Quote Originally Posted by Zaknafien
Sagunto hardly counts, it was Greek. But all your other examples are valid--we understand the intricacy of Celtic and Iberian hill-forts, and oppida are being worked on. But the above poster is right, theyre far from the vanilla stone walls RTW gave us.
Marcus Aurelius A. and Zaknafien,

thanks for your replies.

As a sidenote: Saguntum most likely wasn't Greek. But based on recent literature, it is possible to develop two interpretations, why some ancient sources claim Saguntum to be a "Greek city" (in particular: Appian).

a) the "benevolent variant": Saguntum - feeling threatened by the Carthagian expansion in Spain - entered an alliance with Massilia (its major trade partner). This brought no great relief, so they sought help from the only power, that already had proven its ability to contain Carthage's dreams of power: Rome. So Appian simply mistook an alliance with a Greek city for
being Greek...

b) the "malicious variant": Because Rome - according to the Ebro-Treaty - had no right to infere, they invented in the aftermath of the Punic wars motives that could justify their actions ("bellum iustum" once again): In particular they forged the content of the Ebro-Treaty claiming it already had included a special "Saguntum"-clause. Furthermore, they invented the "Greek city" Saguntum, so the intervention based on the "the friend of my friend is my friend" reasoning could be applied.

Best readings for the "malicious variant":

a) Jakob Seibert: Hannibal, Darmstadt 1993.
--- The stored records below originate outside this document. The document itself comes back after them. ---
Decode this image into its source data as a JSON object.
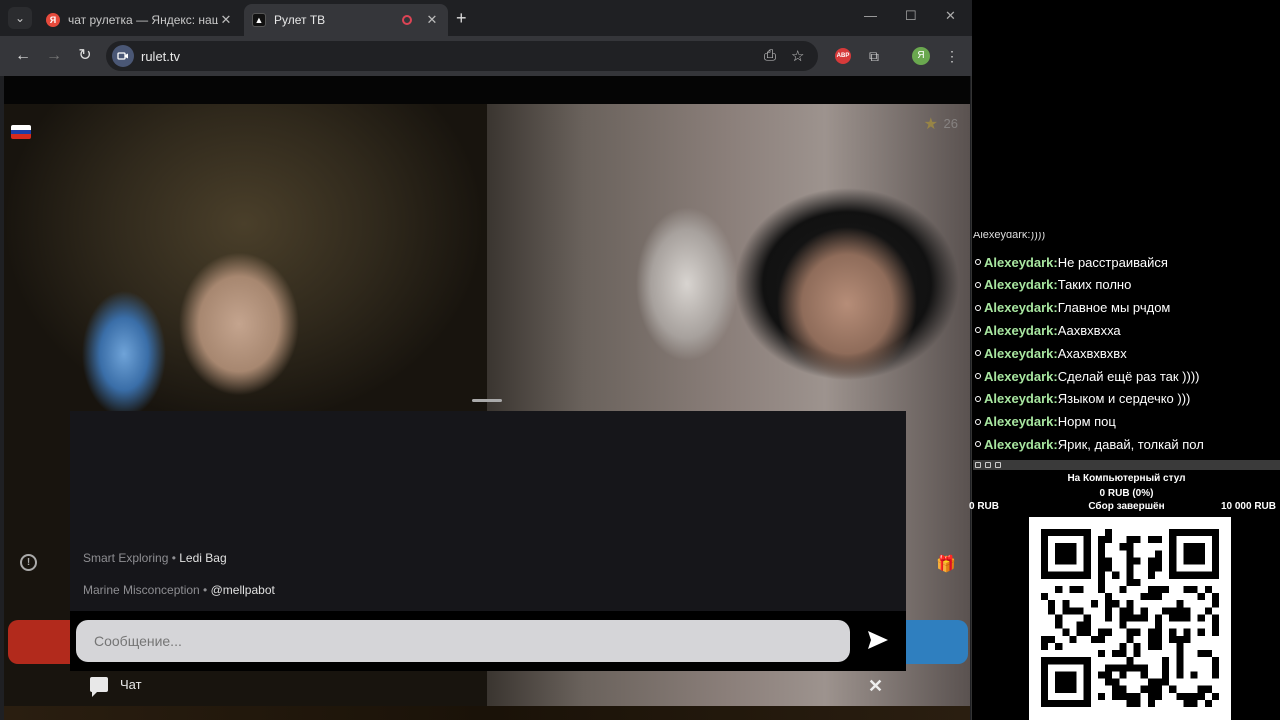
{
  "browser": {
    "tabs": [
      {
        "title": "чат рулетка — Яндекс: нашлось",
        "favicon": "yandex-icon",
        "active": false
      },
      {
        "title": "Рулет ТВ",
        "favicon": "rulet-icon",
        "active": true
      }
    ],
    "url": "rulet.tv",
    "profile_initial": "Я",
    "abp_label": "ABP"
  },
  "page": {
    "star_count": "26",
    "now_playing": [
      {
        "prefix": "Smart Exploring •",
        "value": "Ledi Bag"
      },
      {
        "prefix": "Marine Misconception •",
        "value": "@mellpabot"
      }
    ],
    "message_placeholder": "Сообщение...",
    "chat_tab_label": "Чат",
    "flag_colors": [
      "#ffffff",
      "#1c3fa8",
      "#d52b1e"
    ],
    "left_button_color": "#b22a1c",
    "right_button_color": "#2f7fbf"
  },
  "overlay": {
    "partial_top_line": "Alexeydark:))))",
    "chat": [
      {
        "user": "Alexeydark:",
        "text": "Не расстраивайся"
      },
      {
        "user": "Alexeydark:",
        "text": "Таких полно"
      },
      {
        "user": "Alexeydark:",
        "text": "Главное мы рчдом"
      },
      {
        "user": "Alexeydark:",
        "text": "Аахвхвхха"
      },
      {
        "user": "Alexeydark:",
        "text": "Ахахвхвхвх"
      },
      {
        "user": "Alexeydark:",
        "text": "Сделай ещё раз так ))))"
      },
      {
        "user": "Alexeydark:",
        "text": "Языком и сердечко )))"
      },
      {
        "user": "Alexeydark:",
        "text": "Норм поц"
      },
      {
        "user": "Alexeydark:",
        "text": "Ярик, давай, толкай пол"
      }
    ],
    "goal": {
      "title": "На Компьютерный стул",
      "amount": "0 RUB (0%)",
      "min": "0 RUB",
      "status": "Сбор завершён",
      "max": "10 000 RUB",
      "progress": 0
    }
  }
}
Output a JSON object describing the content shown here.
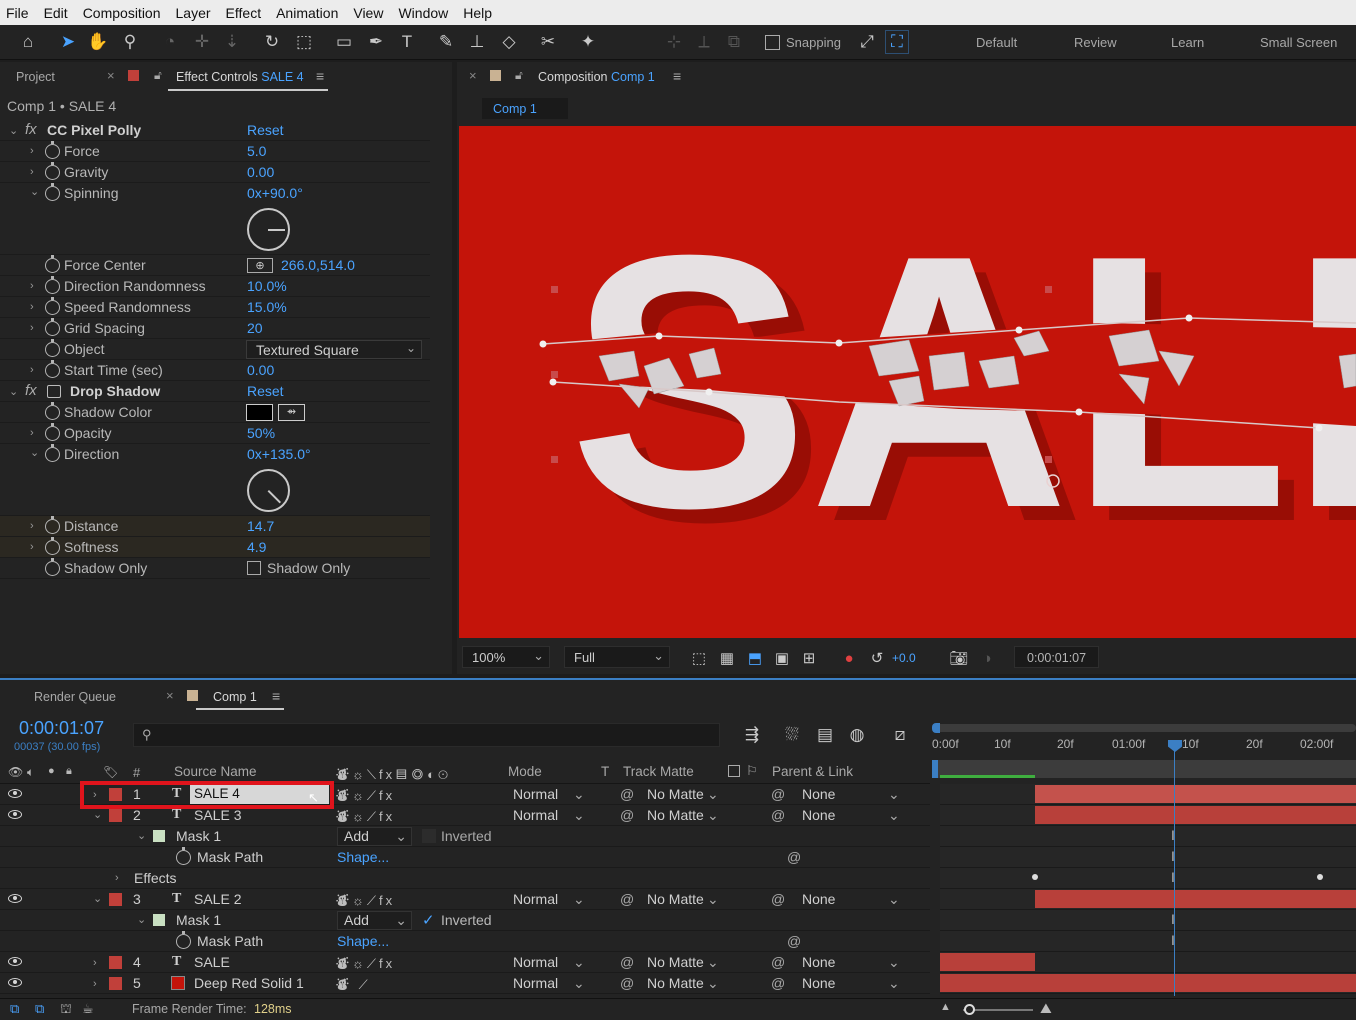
{
  "menu": [
    "File",
    "Edit",
    "Composition",
    "Layer",
    "Effect",
    "Animation",
    "View",
    "Window",
    "Help"
  ],
  "toolbar": {
    "snapping": "Snapping",
    "workspaces": [
      "Default",
      "Review",
      "Learn",
      "Small Screen"
    ]
  },
  "project_tab": "Project",
  "ec": {
    "tab_prefix": "Effect Controls",
    "tab_layer": "SALE 4",
    "context": "Comp 1 • SALE 4",
    "effects": [
      {
        "name": "CC Pixel Polly",
        "reset": "Reset"
      },
      {
        "name": "Drop Shadow",
        "reset": "Reset"
      }
    ],
    "props": [
      {
        "label": "Force",
        "value": "5.0"
      },
      {
        "label": "Gravity",
        "value": "0.00"
      },
      {
        "label": "Spinning",
        "value": "0x+90.0°"
      },
      {
        "label": "Force Center",
        "value": "266.0,514.0"
      },
      {
        "label": "Direction Randomness",
        "value": "10.0%"
      },
      {
        "label": "Speed Randomness",
        "value": "15.0%"
      },
      {
        "label": "Grid Spacing",
        "value": "20"
      },
      {
        "label": "Object",
        "value": "Textured Square"
      },
      {
        "label": "Start Time (sec)",
        "value": "0.00"
      },
      {
        "label": "Shadow Color",
        "value": ""
      },
      {
        "label": "Opacity",
        "value": "50%"
      },
      {
        "label": "Direction",
        "value": "0x+135.0°"
      },
      {
        "label": "Distance",
        "value": "14.7"
      },
      {
        "label": "Softness",
        "value": "4.9"
      },
      {
        "label": "Shadow Only",
        "value": "Shadow Only"
      }
    ]
  },
  "comp": {
    "tab_prefix": "Composition",
    "tab_name": "Comp 1",
    "flow": "Comp 1",
    "text": "SALE",
    "bg": "#c4140a",
    "zoom": "100%",
    "quality": "Full",
    "exposure": "+0.0",
    "timecode": "0:00:01:07"
  },
  "tl": {
    "render_queue": "Render Queue",
    "tab": "Comp 1",
    "time": "0:00:01:07",
    "frames": "00037 (30.00 fps)",
    "ruler": [
      "0:00f",
      "10f",
      "20f",
      "01:00f",
      "10f",
      "20f",
      "02:00f"
    ],
    "headers": {
      "num": "#",
      "source": "Source Name",
      "mode": "Mode",
      "t": "T",
      "track": "Track Matte",
      "parent": "Parent & Link"
    },
    "rows": [
      {
        "num": "1",
        "name": "SALE 4",
        "mode": "Normal",
        "matte": "No Matte",
        "parent": "None"
      },
      {
        "num": "2",
        "name": "SALE 3",
        "mode": "Normal",
        "matte": "No Matte",
        "parent": "None"
      },
      {
        "mask": "Mask 1",
        "mask_mode": "Add",
        "inverted": "Inverted",
        "path": "Mask Path",
        "shape": "Shape..."
      },
      {
        "effects": "Effects"
      },
      {
        "num": "3",
        "name": "SALE 2",
        "mode": "Normal",
        "matte": "No Matte",
        "parent": "None"
      },
      {
        "mask": "Mask 1",
        "mask_mode": "Add",
        "inverted": "Inverted",
        "path": "Mask Path",
        "shape": "Shape..."
      },
      {
        "num": "4",
        "name": "SALE",
        "mode": "Normal",
        "matte": "No Matte",
        "parent": "None"
      },
      {
        "num": "5",
        "name": "Deep Red Solid 1",
        "mode": "Normal",
        "matte": "No Matte",
        "parent": "None"
      }
    ],
    "render_time_label": "Frame Render Time:",
    "render_time": "128ms"
  },
  "colors": {
    "accent": "#4aa3ff",
    "label_red": "#c1403a",
    "bar_red": "#b8403a",
    "comp_red": "#c4140a",
    "highlight": "#e0141c"
  }
}
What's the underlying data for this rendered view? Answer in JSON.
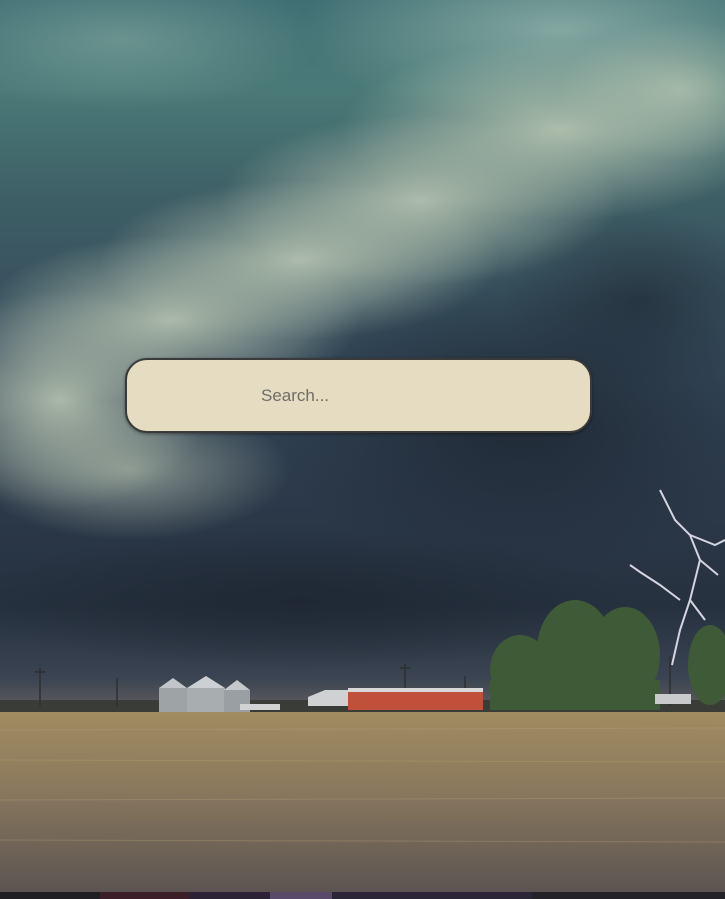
{
  "background": {
    "scene": "storm-landscape",
    "sky_color": "#34495a",
    "cloud_color": "#a9b8a6",
    "field_color": "#8a7a5c",
    "barn_color": "#c0503a",
    "tree_color": "#3f5a36"
  },
  "search": {
    "placeholder": "Search...",
    "value": "",
    "box_color": "#e6dcc2",
    "border_color": "#3a3a3a"
  },
  "taskbar": {
    "colors": [
      "#1f1f24",
      "#3a1e28",
      "#2b2236",
      "#5a4a6a",
      "#2a2638",
      "#222228"
    ]
  }
}
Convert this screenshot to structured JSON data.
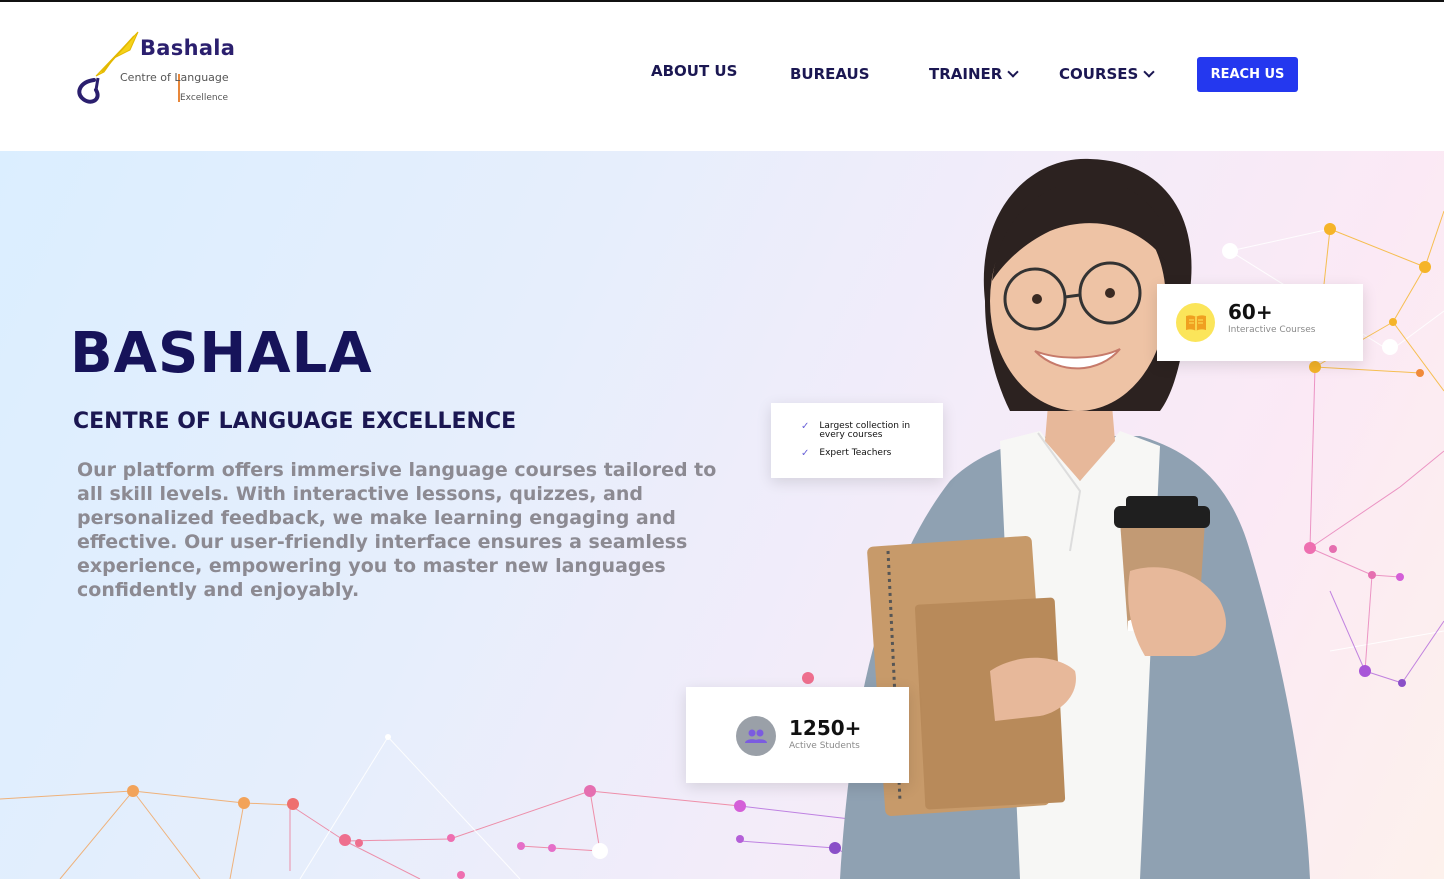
{
  "brand": {
    "name": "Bashala",
    "tagline_line1": "Centre of Language",
    "tagline_line2": "Excellence",
    "accent": "#2438ef",
    "navy": "#16135a"
  },
  "nav": {
    "items": [
      {
        "label": "ABOUT US"
      },
      {
        "label": "BUREAUS"
      },
      {
        "label": "TRAINER"
      },
      {
        "label": "COURSES"
      }
    ],
    "cta": "REACH US"
  },
  "hero": {
    "title": "BASHALA",
    "subtitle": "CENTRE OF LANGUAGE EXCELLENCE",
    "description": "Our platform offers immersive language courses tailored to all skill levels. With interactive lessons, quizzes, and personalized feedback, we make learning engaging and effective. Our user-friendly interface ensures a seamless experience, empowering you to master new languages confidently and enjoyably."
  },
  "stats": {
    "courses": {
      "value": "60+",
      "label": "Interactive Courses",
      "icon": "book-icon"
    },
    "students": {
      "value": "1250+",
      "label": "Active Students",
      "icon": "users-icon"
    }
  },
  "features": [
    {
      "text": "Largest collection in every courses"
    },
    {
      "text": "Expert Teachers"
    }
  ]
}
Here a quote taken from page 45:

"Auch Appian überlieferte, als Grenze des karthagischen Bereichs sei der Ebro festgelegt und den Römern verboten worden, Krieg gegen Völker jenseits des Ebro zu führen, die Untertanen der Karthager waren. Den Karthagern sei untersagt worden, den Ebro in kriegerischer Absicht zu überschreiten [Annotation: This Hasdrubal really must have been a Bargaining-Dummkopf!]. Auch über Sagunt soll eine Klause vereinbart worden sein. Die Saguntiner - Appian bzw. seine Vorlage hatte die irrige Vorstellung, sie seien Griechen - und die anderen Griechen sollten autonom und frei sein.